Ainda assim, essas listas espicaçam-me sempre a curiosidade – e, a avaliar pelas reacções entusiásticas que suscitam, sei que não estou sozinho. Acontece que normalmente, ao ver um a um os títulos, acabo por ficar deprimido, pois a percentagem dos livros considerados ‘obrigatórios’ que li da primeira à última página costuma revelar-se bastante reduzida.

Espreitemos a última lista deste género publicada pela Time – ‘Os 35 livros que toda a gente devia ler pelo menos uma vez na vida’. Neste caso, a minha performance nem foi particularmente má: das 35 obras citadas, já li nove, ou seja, cerca de um quarto; outro quarto é constituído por títulos que não li, mas tenciono ler; outro quarto ainda diz respeito a livros que não li nem me interessam. E por fim há a parte mais embaraçosa, aqueles de que nunca ouvi sequer falar.

Mas é sobre um dos livros que conheço que irei debruçar-me: Kafka à Beira-Mar, do japonês Haruki Murakami. Há coisa de cinco anos o título chamou-me a atenção, ouvi dizer maravilhas e li-o em poucos dias durante umas férias de Verão. Se gostei? Sem dúvida. Lê-se bem? Tão bem que não damos pelo passar das páginas. É uma obra-prima? Nem por sombras. E muito menos um livro ‘obrigatório’.

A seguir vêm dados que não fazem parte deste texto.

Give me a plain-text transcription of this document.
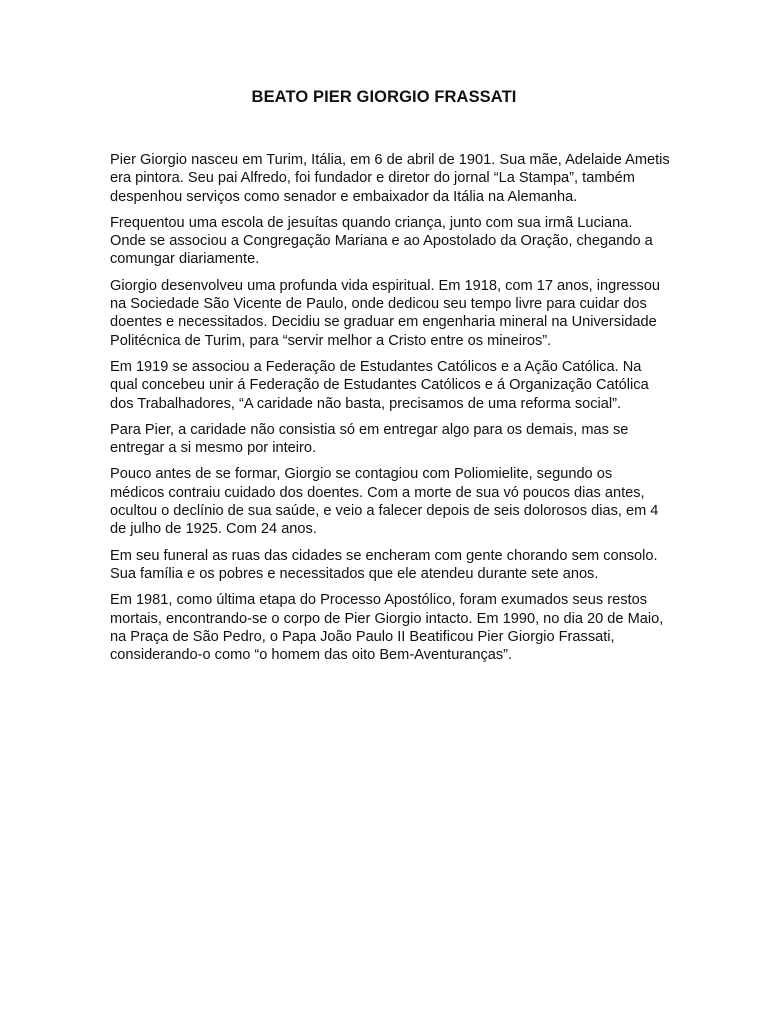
BEATO PIER GIORGIO FRASSATI

Pier Giorgio nasceu em Turim, Itália, em 6 de abril de 1901. Sua mãe, Adelaide Ametis era pintora. Seu pai Alfredo, foi fundador e diretor do jornal “La Stampa”, também despenhou serviços como senador e embaixador da Itália na Alemanha.

Frequentou uma escola de jesuítas quando criança, junto com sua irmã Luciana. Onde se associou a Congregação Mariana e ao Apostolado da Oração, chegando a comungar diariamente.

Giorgio desenvolveu uma profunda vida espiritual. Em 1918, com 17 anos, ingressou na Sociedade São Vicente de Paulo, onde dedicou seu tempo livre para cuidar dos doentes e necessitados. Decidiu se graduar em engenharia mineral na Universidade Politécnica de Turim, para “servir melhor a Cristo entre os mineiros”.

Em 1919 se associou a Federação de Estudantes Católicos e a Ação Católica. Na qual concebeu unir á Federação de Estudantes Católicos e á Organização Católica dos Trabalhadores, “A caridade não basta, precisamos de uma reforma social”.

Para Pier, a caridade não consistia só em entregar algo para os demais, mas se entregar a si mesmo por inteiro.

Pouco antes de se formar, Giorgio se contagiou com Poliomielite, segundo os médicos contraiu cuidado dos doentes. Com a morte de sua vó poucos dias antes, ocultou o declínio de sua saúde, e veio a falecer depois de seis dolorosos dias, em 4 de julho de 1925. Com 24 anos.

Em seu funeral as ruas das cidades se encheram com gente chorando sem consolo. Sua família e os pobres e necessitados que ele atendeu durante sete anos.

Em 1981, como última etapa do Processo Apostólico, foram exumados seus restos mortais, encontrando-se o corpo de Pier Giorgio intacto. Em 1990, no dia 20 de Maio, na Praça de São Pedro, o Papa João Paulo II Beatificou Pier Giorgio Frassati, considerando-o como “o homem das oito Bem-Aventuranças”.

Como se explica que um livro estimável – mas a meu ver inócuo – passe à frente de verdadeiros colossos da literatura? Talvez não se explique. Mas isso não nos impede de retirar daí uma conclusão valiosa. Só há uma lista possível de livros obrigatórios – e essa não vem nos jornais nem na internet. É pessoal. Que cada um faça a sua e não se preocupe demasiado com o que dizem os outros.